Il suo successo non fu soltanto una vittoria sportiva, ma un momento di svolta per l’atletica femminile italiana e per l’intero movimento sportivo nazionale.
La storica finale di Berlino 1936
Lo scenario era quello dello Stadio Olimpico di Berlino, durante i Giochi della XI Olimpiade organizzati dalla Germania nazista.
Ondina Valla affrontò alcune delle migliori ostacoliste del mondo in una gara combattutissima. Tagliò il traguardo in 11,7 secondi, tempo che eguagliava il record mondiale dell’epoca.
La vittoria fu inizialmente incerta, tanto che i giudici dovettero esaminare attentamente il fotofinish prima di assegnare la medaglia d’oro all’atleta italiana davanti alla tedesca Anni Steuer.
Chi era Ondina Valla
Nata a Bologna il 20 maggio 1916, Ondina Valla, il cui vero nome era Trebisonda Valla, mostrò fin da giovanissima un talento straordinario per l’atletica leggera.

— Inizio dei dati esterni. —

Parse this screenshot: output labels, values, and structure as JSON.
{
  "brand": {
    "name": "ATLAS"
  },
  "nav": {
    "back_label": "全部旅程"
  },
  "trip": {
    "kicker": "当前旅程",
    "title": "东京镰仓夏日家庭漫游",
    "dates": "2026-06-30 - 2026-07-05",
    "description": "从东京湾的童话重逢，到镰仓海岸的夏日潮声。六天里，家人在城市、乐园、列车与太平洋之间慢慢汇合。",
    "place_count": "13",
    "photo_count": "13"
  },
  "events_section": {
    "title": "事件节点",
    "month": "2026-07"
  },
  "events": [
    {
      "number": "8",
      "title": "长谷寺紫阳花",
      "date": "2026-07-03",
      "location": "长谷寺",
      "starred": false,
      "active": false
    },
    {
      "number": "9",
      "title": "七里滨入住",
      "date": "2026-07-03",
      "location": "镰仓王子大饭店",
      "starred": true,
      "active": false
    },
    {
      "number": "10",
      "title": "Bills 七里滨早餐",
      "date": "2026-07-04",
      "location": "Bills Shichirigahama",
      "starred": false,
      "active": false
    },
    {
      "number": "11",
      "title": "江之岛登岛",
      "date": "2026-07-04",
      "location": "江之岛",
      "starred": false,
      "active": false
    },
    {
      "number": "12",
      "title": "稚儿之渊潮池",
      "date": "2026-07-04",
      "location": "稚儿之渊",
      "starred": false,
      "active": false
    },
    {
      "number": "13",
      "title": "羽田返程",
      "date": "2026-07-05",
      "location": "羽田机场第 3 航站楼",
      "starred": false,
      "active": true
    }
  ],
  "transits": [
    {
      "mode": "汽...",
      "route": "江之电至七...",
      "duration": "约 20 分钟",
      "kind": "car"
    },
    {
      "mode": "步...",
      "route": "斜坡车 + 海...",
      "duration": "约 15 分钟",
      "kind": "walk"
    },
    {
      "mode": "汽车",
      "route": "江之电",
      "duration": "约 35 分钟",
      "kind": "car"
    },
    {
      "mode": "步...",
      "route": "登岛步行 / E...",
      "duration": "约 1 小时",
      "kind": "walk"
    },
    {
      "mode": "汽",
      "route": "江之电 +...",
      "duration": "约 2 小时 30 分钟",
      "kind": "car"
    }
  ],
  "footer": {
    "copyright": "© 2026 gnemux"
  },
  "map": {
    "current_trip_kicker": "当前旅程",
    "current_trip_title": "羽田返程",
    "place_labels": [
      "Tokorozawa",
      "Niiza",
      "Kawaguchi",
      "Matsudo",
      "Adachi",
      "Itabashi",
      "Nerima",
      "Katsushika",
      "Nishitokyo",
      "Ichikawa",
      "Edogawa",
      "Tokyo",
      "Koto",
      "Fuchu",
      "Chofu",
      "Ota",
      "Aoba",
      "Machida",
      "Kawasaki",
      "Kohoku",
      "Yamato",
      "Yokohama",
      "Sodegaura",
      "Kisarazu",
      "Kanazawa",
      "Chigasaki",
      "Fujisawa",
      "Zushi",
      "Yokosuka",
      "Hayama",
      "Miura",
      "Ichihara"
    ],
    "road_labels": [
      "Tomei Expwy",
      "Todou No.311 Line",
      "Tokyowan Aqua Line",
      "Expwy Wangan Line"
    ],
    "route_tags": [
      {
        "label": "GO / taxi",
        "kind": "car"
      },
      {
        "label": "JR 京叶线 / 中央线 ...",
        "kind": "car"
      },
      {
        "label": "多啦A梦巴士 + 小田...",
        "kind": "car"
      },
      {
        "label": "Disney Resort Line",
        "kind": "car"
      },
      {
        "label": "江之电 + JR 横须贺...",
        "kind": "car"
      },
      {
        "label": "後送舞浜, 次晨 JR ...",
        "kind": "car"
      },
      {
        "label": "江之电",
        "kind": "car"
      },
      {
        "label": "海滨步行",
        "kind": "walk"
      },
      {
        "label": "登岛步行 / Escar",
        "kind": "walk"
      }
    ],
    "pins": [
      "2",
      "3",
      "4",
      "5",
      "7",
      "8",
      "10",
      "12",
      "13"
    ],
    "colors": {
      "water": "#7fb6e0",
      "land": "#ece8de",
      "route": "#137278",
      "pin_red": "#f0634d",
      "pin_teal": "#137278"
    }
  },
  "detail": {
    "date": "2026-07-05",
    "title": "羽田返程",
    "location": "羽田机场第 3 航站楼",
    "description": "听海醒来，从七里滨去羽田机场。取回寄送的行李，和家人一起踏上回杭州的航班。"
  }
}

Specializzata negli ostacoli e nelle prove di velocità, conquistò numerosi titoli nazionali prima di raggiungere il successo internazionale alle Olimpiadi del 1936.
Il suo oro olimpico la trasformò in un simbolo dello sport italiano e dell’emancipazione femminile attraverso l’attività agonistica.
Per la prima volta una donna italiana saliva sul gradino più alto del podio olimpico, dimostrando che anche le atlete potevano competere ai massimi livelli internazionali.
Quel trionfo contribuì a dare maggiore visibilità allo sport femminile in Italia e aprì la strada alle future generazioni di campionesse.
Le Olimpiadi di Berlino tra sport e propaganda
I Giochi Olimpici del 1936 sono ricordati non solo per le imprese sportive, ma anche per il forte utilizzo propagandistico da parte del regime nazista.
Nonostante il contesto politico, le Olimpiadi regalarono pagine memorabili di sport, come le quattro medaglie d’oro dello statunitense Jesse Owens e lo storico successo di Ondina Valla, destinato a rimanere uno dei momenti più importanti dell’olimpismo italiano.